The latest battles of Russia’s 9 1/2 month war in Ukraine have centered on four provinces that Russian President Vladimir Putin triumphantly claimed to have annexed in late September. The fighting indicates Russia’s struggle to establish control of those regions and Ukraine’s persistence to reclaim them.
Zelenskyy said the situation “remains very difficult” in several frontline cities in eastern Ukraine’s Donetsk and Luhansk provinces. Together, the provinces make up the Donbas, an expansive industrial region bordering Russia that Putin identified as a focus from the war’s outset and where Moscow-backed separatists have fought since 2014.
Zelenskyy didn’t specify what he meant by “destroyed” — and some buildings remain standing and residents still mill about in city streets.
The development came as Belarus told the United Nations that it would allow, without conditions, the transit of grain from Ukraine through its territory, for export from Lithuanian ports, a UN spokesman said.
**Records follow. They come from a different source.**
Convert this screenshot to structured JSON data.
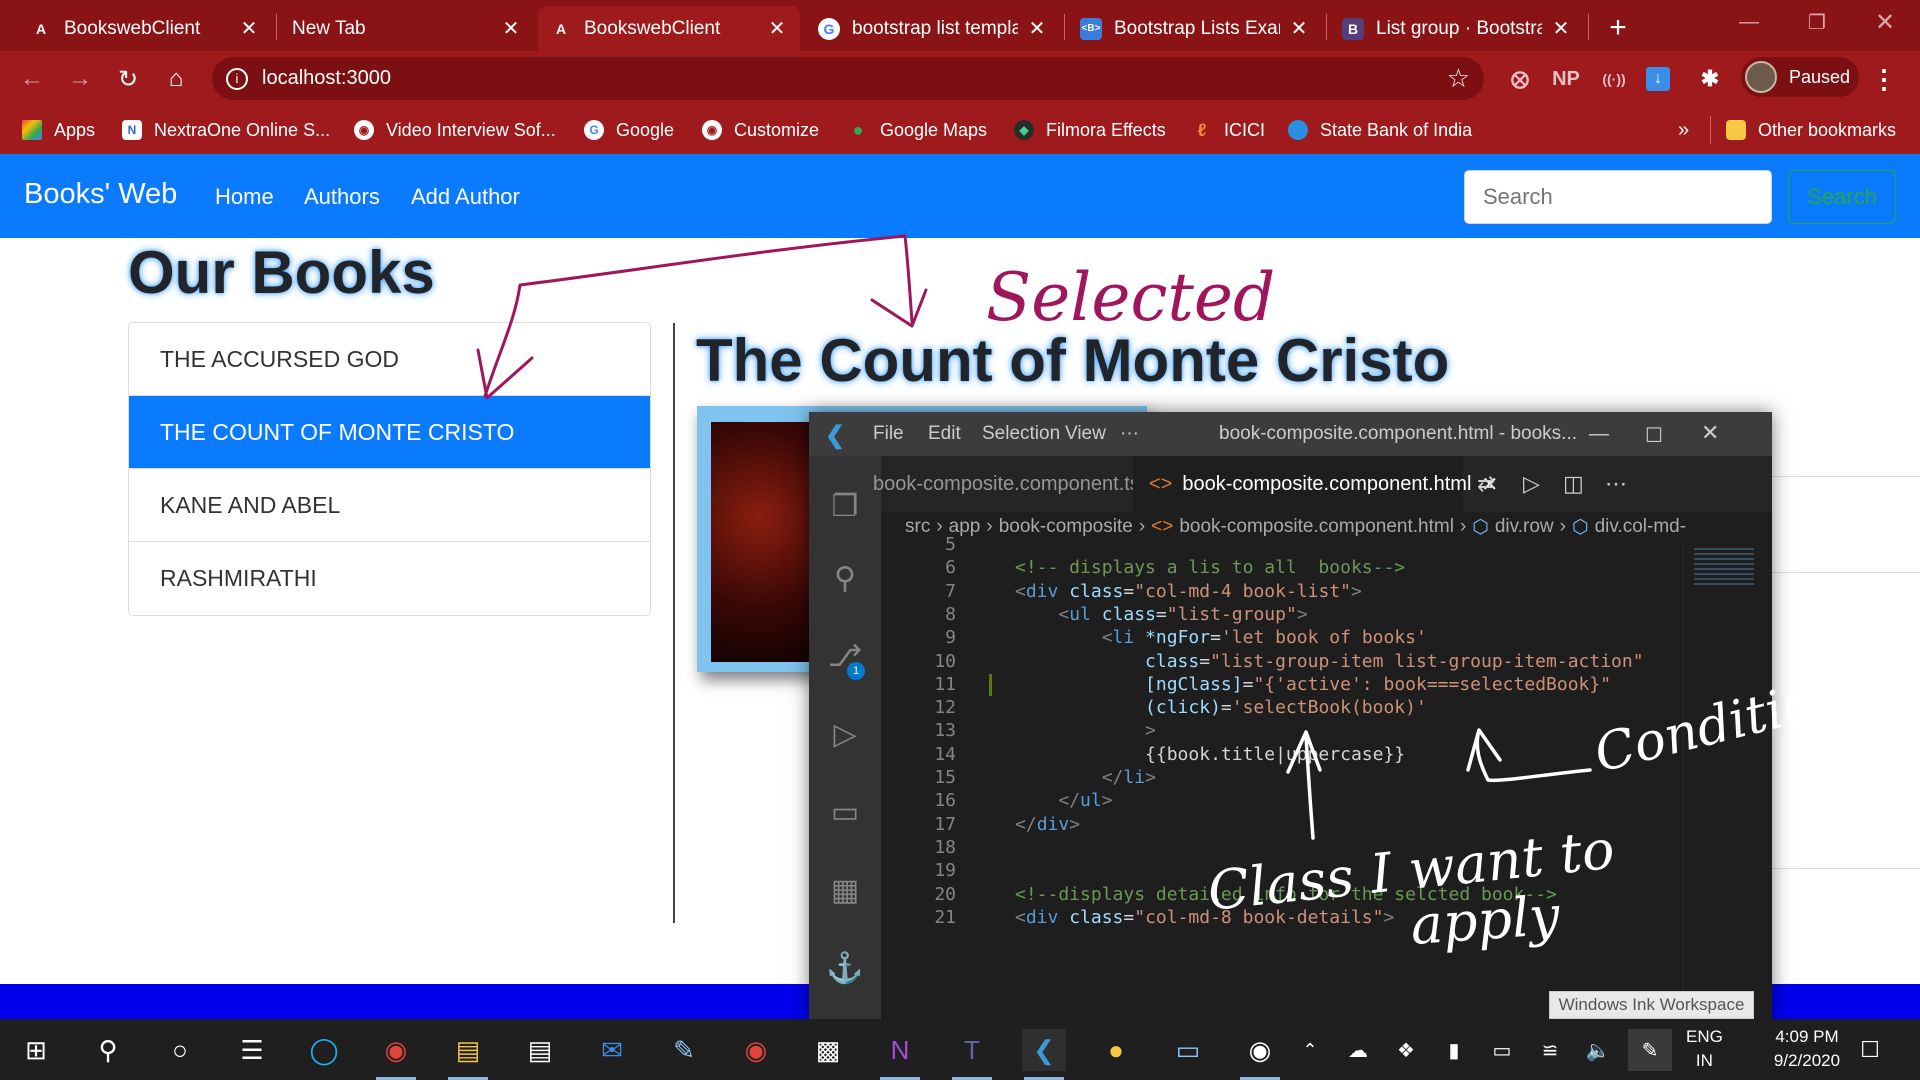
{
  "browser": {
    "tabs": [
      {
        "title": "BookswebClient",
        "icon": "A",
        "active": false
      },
      {
        "title": "New Tab",
        "icon": "",
        "active": false
      },
      {
        "title": "BookswebClient",
        "icon": "A",
        "active": true
      },
      {
        "title": "bootstrap list templa",
        "icon": "G",
        "active": false
      },
      {
        "title": "Bootstrap Lists Exam",
        "icon": "<B>",
        "active": false
      },
      {
        "title": "List group · Bootstrap",
        "icon": "B",
        "active": false
      }
    ],
    "new_tab_symbol": "+",
    "close_symbol": "✕",
    "url": "localhost:3000",
    "profile_label": "Paused",
    "extensions": [
      "NP"
    ],
    "bookmarks": [
      {
        "label": "Apps"
      },
      {
        "label": "NextraOne Online S..."
      },
      {
        "label": "Video Interview Sof..."
      },
      {
        "label": "Google"
      },
      {
        "label": "Customize"
      },
      {
        "label": "Google Maps"
      },
      {
        "label": "Filmora Effects"
      },
      {
        "label": "ICICI"
      },
      {
        "label": "State Bank of India"
      }
    ],
    "bookmarks_overflow": "»",
    "other_bookmarks": "Other bookmarks",
    "accent_color": "#9f1a1d"
  },
  "app": {
    "brand": "Books' Web",
    "nav": [
      "Home",
      "Authors",
      "Add Author"
    ],
    "search_placeholder": "Search",
    "search_button": "Search",
    "heading": "Our Books",
    "books": [
      {
        "title": "THE ACCURSED GOD",
        "active": false
      },
      {
        "title": "THE COUNT OF MONTE CRISTO",
        "active": true
      },
      {
        "title": "KANE AND ABEL",
        "active": false
      },
      {
        "title": "RASHMIRATHI",
        "active": false
      }
    ],
    "selected_title": "The Count of Monte Cristo",
    "primary_color": "#0a7bfe"
  },
  "vscode": {
    "menus": [
      "File",
      "Edit",
      "Selection",
      "View",
      "···"
    ],
    "window_title": "book-composite.component.html - books...",
    "tabs": [
      {
        "label": "book-composite.component.ts",
        "active": false
      },
      {
        "label": "book-composite.component.html",
        "active": true
      }
    ],
    "breadcrumb": [
      "src",
      "app",
      "book-composite",
      "book-composite.component.html",
      "div.row",
      "div.col-md-"
    ],
    "scm_badge": "1",
    "lines": [
      {
        "n": "5",
        "tokens": []
      },
      {
        "n": "6",
        "tokens": [
          [
            "com",
            "<!-- displays a lis to all  books-->"
          ]
        ]
      },
      {
        "n": "7",
        "tokens": [
          [
            "gry",
            "<"
          ],
          [
            "tag",
            "div"
          ],
          [
            "attr",
            " class"
          ],
          [
            "txt",
            "="
          ],
          [
            "str",
            "\"col-md-4 book-list\""
          ],
          [
            "gry",
            ">"
          ]
        ]
      },
      {
        "n": "8",
        "tokens": [
          [
            "txt",
            "    "
          ],
          [
            "gry",
            "<"
          ],
          [
            "tag",
            "ul"
          ],
          [
            "attr",
            " class"
          ],
          [
            "txt",
            "="
          ],
          [
            "str",
            "\"list-group\""
          ],
          [
            "gry",
            ">"
          ]
        ]
      },
      {
        "n": "9",
        "tokens": [
          [
            "txt",
            "        "
          ],
          [
            "gry",
            "<"
          ],
          [
            "tag",
            "li"
          ],
          [
            "attr",
            " *ngFor"
          ],
          [
            "txt",
            "="
          ],
          [
            "str",
            "'let book of books'"
          ]
        ]
      },
      {
        "n": "10",
        "tokens": [
          [
            "txt",
            "            "
          ],
          [
            "attr",
            "class"
          ],
          [
            "txt",
            "="
          ],
          [
            "str",
            "\"list-group-item list-group-item-action\""
          ]
        ]
      },
      {
        "n": "11",
        "tokens": [
          [
            "txt",
            "            "
          ],
          [
            "attr",
            "[ngClass]"
          ],
          [
            "txt",
            "="
          ],
          [
            "str",
            "\"{'active': book===selectedBook}\""
          ]
        ]
      },
      {
        "n": "12",
        "tokens": [
          [
            "txt",
            "            "
          ],
          [
            "attr",
            "(click)"
          ],
          [
            "txt",
            "="
          ],
          [
            "str",
            "'selectBook(book)'"
          ]
        ]
      },
      {
        "n": "13",
        "tokens": [
          [
            "txt",
            "            "
          ],
          [
            "gry",
            ">"
          ]
        ]
      },
      {
        "n": "14",
        "tokens": [
          [
            "txt",
            "            {{book.title|uppercase}}"
          ]
        ]
      },
      {
        "n": "15",
        "tokens": [
          [
            "txt",
            "        "
          ],
          [
            "gry",
            "</"
          ],
          [
            "tag",
            "li"
          ],
          [
            "gry",
            ">"
          ]
        ]
      },
      {
        "n": "16",
        "tokens": [
          [
            "txt",
            "    "
          ],
          [
            "gry",
            "</"
          ],
          [
            "tag",
            "ul"
          ],
          [
            "gry",
            ">"
          ]
        ]
      },
      {
        "n": "17",
        "tokens": [
          [
            "gry",
            "</"
          ],
          [
            "tag",
            "div"
          ],
          [
            "gry",
            ">"
          ]
        ]
      },
      {
        "n": "18",
        "tokens": []
      },
      {
        "n": "19",
        "tokens": []
      },
      {
        "n": "20",
        "tokens": [
          [
            "com",
            "<!--displays detailed info for the selcted book-->"
          ]
        ]
      },
      {
        "n": "21",
        "tokens": [
          [
            "gry",
            "<"
          ],
          [
            "tag",
            "div"
          ],
          [
            "attr",
            " class"
          ],
          [
            "txt",
            "="
          ],
          [
            "str",
            "\"col-md-8 book-details\""
          ],
          [
            "gry",
            ">"
          ]
        ]
      }
    ]
  },
  "ink": {
    "selected": "Selected",
    "condition": "Condition",
    "class_note_1": "Class I want to",
    "class_note_2": "apply",
    "ink_color": "#a0165c"
  },
  "ink_workspace_label": "Windows Ink Workspace",
  "taskbar": {
    "lang_1": "ENG",
    "lang_2": "IN",
    "time": "4:09 PM",
    "date": "9/2/2020"
  }
}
Belarusian Deputy Minister of Foreign Affairs Yury Ambrazevich met with UN Secretary-General Antonio Guterres in New York on Friday to tell him there are no preconditions to the transit of Ukraine grain, UN spokesman Stephane Dujarric said.
Ambrazevich also “reiterated the requests from his government to be able to export its own fertilizer products, which are currently subject to sanctions”, Dujarric said in a statement after the meeting.
Belarus, a big global potash producer, has been hit by harsh European Union sanctions since 2020 – which disrupted its exports of the fertilizer via the Baltic Sea ports. At that time, Minsk required Russian help in quashing the wave of pro-democracy protests.
A Russian ally and part of the staging ground for Moscow’s war on Ukraine, Belarus said in June that it would let Ukrainian grain shipments to transit to Baltic Sea ports if Belarus was allowed to ship its goods from those ports as well.
Ukraine did not agree to the proposal.